The most basic and straightforward way to define a conditional probability between a node and its parents is to explicitly define what is termed the Conditional Probability Table, or CPT, for short.

The CPT is simply a table that has one probability for every possible combination of parent and child states. This is an N+1 dimensional table, where N is the number of parents. However the table can be "flattened" into two dimensions by explicitly specifying all combinations of parent states in one dimension and all child states in the other dimension. This is what Netica does, since multidimensional tables are hard to visualize. Let us look at the CPT for node Dyspnea in net Asia:

Dyspnea has two parents, TbOrCa and Bronchitis. Each of those has two states. On the left, presented vertically, are all possible combinations of the parent states. On the top right are all possible states of Dyspnea, "Present and "Absent". The probabilities of each combination of parent states and child state are then given at the bottom right.

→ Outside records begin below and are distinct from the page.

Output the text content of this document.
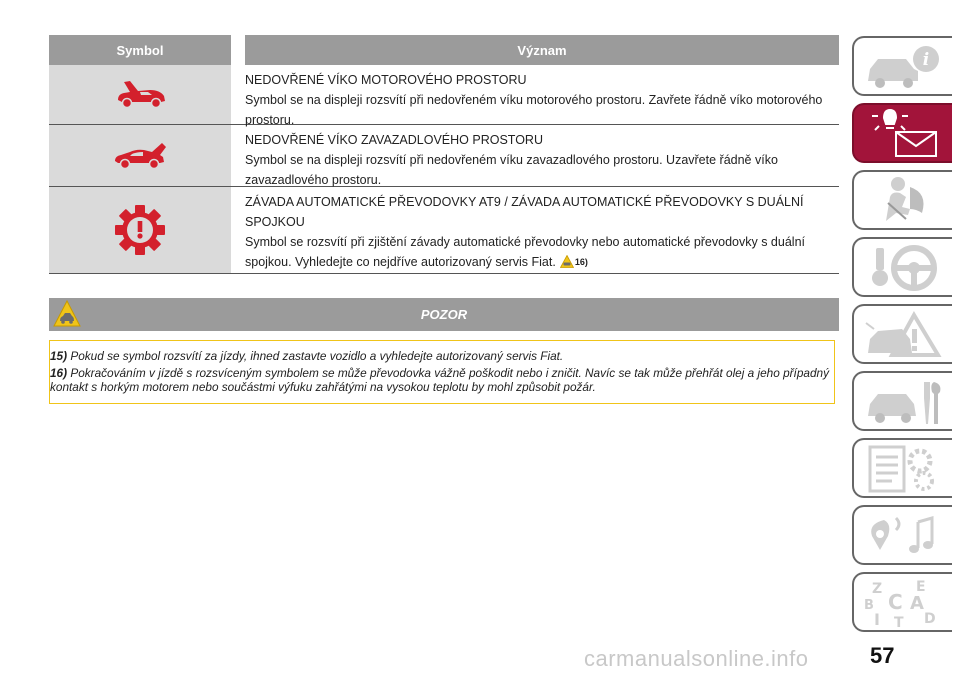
Symbol	Význam
NEDOVŘENÉ VÍKO MOTOROVÉHO PROSTORU
Symbol se na displeji rozsvítí při nedovřeném víku motorového prostoru. Zavřete řádně víko motorového prostoru.
NEDOVŘENÉ VÍKO ZAVAZADLOVÉHO PROSTORU
Symbol se na displeji rozsvítí při nedovřeném víku zavazadlového prostoru. Uzavřete řádně víko zavazadlového prostoru.
ZÁVADA AUTOMATICKÉ PŘEVODOVKY AT9 / ZÁVADA AUTOMATICKÉ PŘEVODOVKY S DUÁLNÍ SPOJKOU
Symbol se rozsvítí při zjištění závady automatické převodovky nebo automatické převodovky s duální spojkou. Vyhledejte co nejdříve autorizovaný servis Fiat. 16)
POZOR

15) Pokud se symbol rozsvítí za jízdy, ihned zastavte vozidlo a vyhledejte autorizovaný servis Fiat.

16) Pokračováním v jízdě s rozsvíceným symbolem se může převodovka vážně poškodit nebo i zničit. Navíc se tak může přehřát olej a jeho případný kontakt s horkým motorem nebo součástmi výfuku zahřátými na vysokou teplotu by mohl způsobit požár.

i
Z E
B A
C
I T D
carmanualsonline.info	57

Rows must sum to 1.0 Note that the probabilities of each row in the table must sum exactly to 1.0. This is because each row is summarizing the probabilities of one possible world, one where the parents are in the given states. And for that possible world, the chances of the child being in any one state must sum to 1.0.

You can edit the probabilities in the table by just clicking at the appropriate row-column location and typing in a new value. When done, click on "Okay". If any of the rows do not total 1.0, an error dialog is raised; simply make the necessary corrections and then click "Okay" again.

Terminology: Deterministic vs. Probabilistic relations. Sometimes a child node has exactly only one possible value for each possible configuration of parent states. Such a node is said to be deterministic since it's value is determined exactly by its parents, there is no element of chance involved. This means that in the child's CPT, in each row, one column will have a value of 1.0, and all the other columns will have a value of 0.0.

Load Button: Clicking the Load button will update all the probabilities in the table to reflect their current state in the network. It is the inverse of the "Apply" button which copies the table into the net. The "Load" feature is not one that is used much by beginner users, but when you are doing complex "what if" analyses, it can be very handy (it is perfectly fine in Netica to have multiple table dialogues open for the same node, each with different probabilities that you are experimenting with). Also, sometimes the underlying net is being updated by a program (say when the net is learning its probabilities from cases that occur on the fly), and you want to keep abreast of the current probabilities, so you can just keep clicking on "Load" to see the latest probabilities.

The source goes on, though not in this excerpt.